Friday, March 09, 2007

Shaggy Dog Story

What a frigging swindle! 776 impenetrable pages and it's a blankety-blank shaggy dog story! One long and ultimately inane shaggy dog story. OK, so I can concede the guy has some talent, not to mention improbable erudition on a number of unlikely subjects. There were many points in this book where I could see that the author knew how to tell a story, and had a deft touch with odd imagery. Telling a story wasn't on his program though - his goal was to suck the reader in just enough to fall for his little prank.

I can see why Mr. Pynchon scrupulously avoids any kind of publicity or exposure to readers. I would certainly be tempted to pick a fight with him if I met him on the street. Just for wasting weeks of my time.
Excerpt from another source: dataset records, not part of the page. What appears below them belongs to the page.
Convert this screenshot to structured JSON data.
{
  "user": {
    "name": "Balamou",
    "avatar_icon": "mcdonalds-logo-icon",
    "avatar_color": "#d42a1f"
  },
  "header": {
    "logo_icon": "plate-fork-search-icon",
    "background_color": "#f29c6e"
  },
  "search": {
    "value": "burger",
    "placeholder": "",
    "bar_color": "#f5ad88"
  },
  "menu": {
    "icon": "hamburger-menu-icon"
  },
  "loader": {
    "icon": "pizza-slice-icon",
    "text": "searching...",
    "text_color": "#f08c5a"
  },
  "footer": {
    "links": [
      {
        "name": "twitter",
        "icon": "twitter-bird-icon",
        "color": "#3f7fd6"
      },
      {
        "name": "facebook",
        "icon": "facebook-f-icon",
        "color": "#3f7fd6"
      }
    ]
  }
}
I had started a more detailed review, about 500 pages in. At that point I rather liked the book, despite the drug addled meandering of the text. For the last hundred pages or so, though, I began to suspect that none of the plot lines of the story would ever be resolved, but kept on, wading through his endless dreck in the increasingly hopeless hope that there would be some consumation to the story.

I'm talking about Gravity's Rainbow, by the way. The back cover blurb from The New Republic (which I guess must have sucked even back then), called it: "The most profound and accomplished American novel since the end of World War II." I can't agree. There is a lot in this book, history, rocketry, the German genocidal destruction of the Herero in Africa, a couple of equations, a not especially appropos citing of Goedel's theorem, and much, much more.
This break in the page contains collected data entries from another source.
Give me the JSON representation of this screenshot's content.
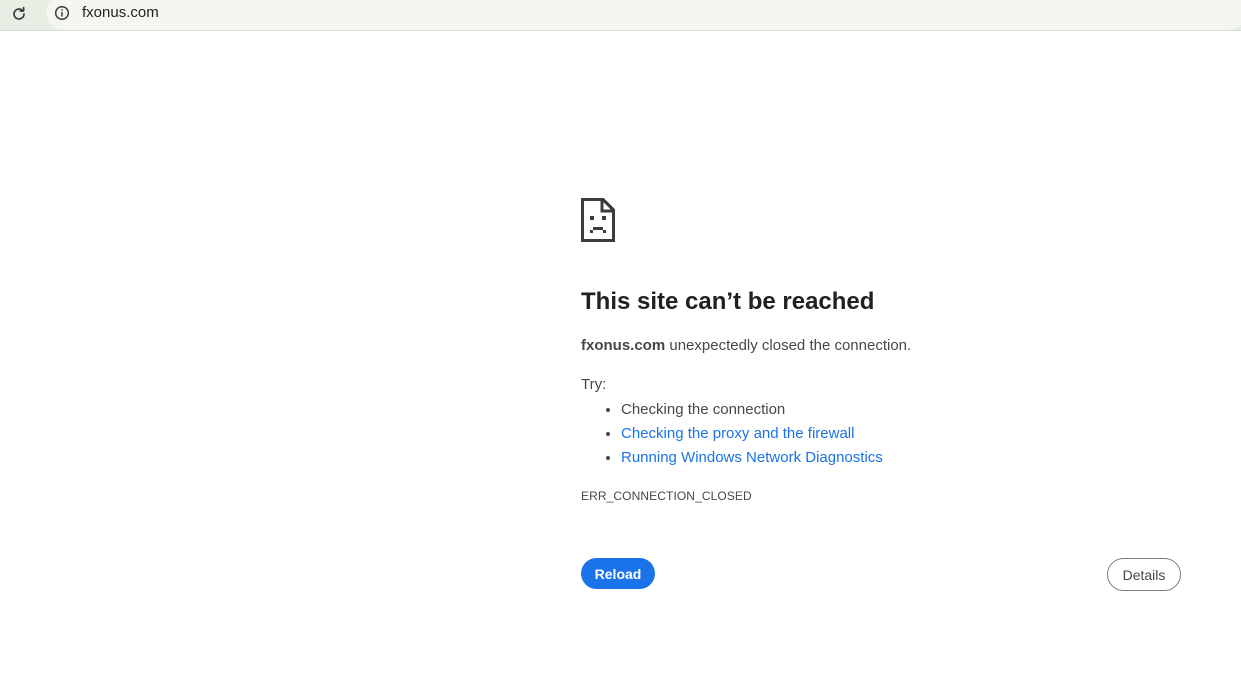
{
  "browser": {
    "reload_icon": "reload-icon",
    "site_info_icon": "info-icon",
    "url": "fxonus.com"
  },
  "error_page": {
    "icon": "sad-document-icon",
    "title": "This site can’t be reached",
    "host": "fxonus.com",
    "message": " unexpectedly closed the connection.",
    "try_label": "Try:",
    "suggestions": [
      "Checking the connection",
      "Checking the proxy and the firewall",
      "Running Windows Network Diagnostics"
    ],
    "error_code": "ERR_CONNECTION_CLOSED",
    "reload_label": "Reload",
    "details_label": "Details",
    "accent_color": "#1a73e8"
  }
}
There is also endless and excruciatingly boring descriptions of abuse of drugs real and imaginary, some organic chemistry, plenty of perverted sex, and a paranoid vision of the world.

If there is one word to describe this book, it is "discursive." "Many words and few to the point" as GG once said. This is an author likely to digress in the middle of a page, paragraph, or sentence. An otherwise unconnected tale of a military haircut somehow turns into an eight page riff on an immortal light bulb, and its adventures scatological, sexual, and other while pursued by the world's electric light bulb cartel - this one was actually somewhat amusing, which can't be said of many of Pynchon's digressions.

There are several hundred characters in the book, all connected by about one degree of separation. Four of them are drawn in enough detail to be actually interesting - so naturally we find out next to nothing about them.

I looked over some of the reviews on Amazon. As usual, most either loved the book or hated it, but none of the haters seem to have gotten past the first hundred pages or so. Consequently, it was an unpleasant surprise to find out that I didn't really hate it until the final page.

Still, there was much to be amused by, especially for the geek. Here is a sentence fragment: "...a quaint brownwood-paneled, Victorian kind of Brain War, as between quaternions and vector analysis in the 1880s..." That debate, mainly between Hamilton and Tait (for quaternions) and Gibbs and Helmholtz (vectors) was actually conducted with remarkable sarcasm and vituperation.


Legion of Decency: Morally objectionable for all.

Movie: NC-47 for language, sexual perversion, and drug use.

Style: what a waste of a big talent.

Reader satisfaction: Screw you Pynchon.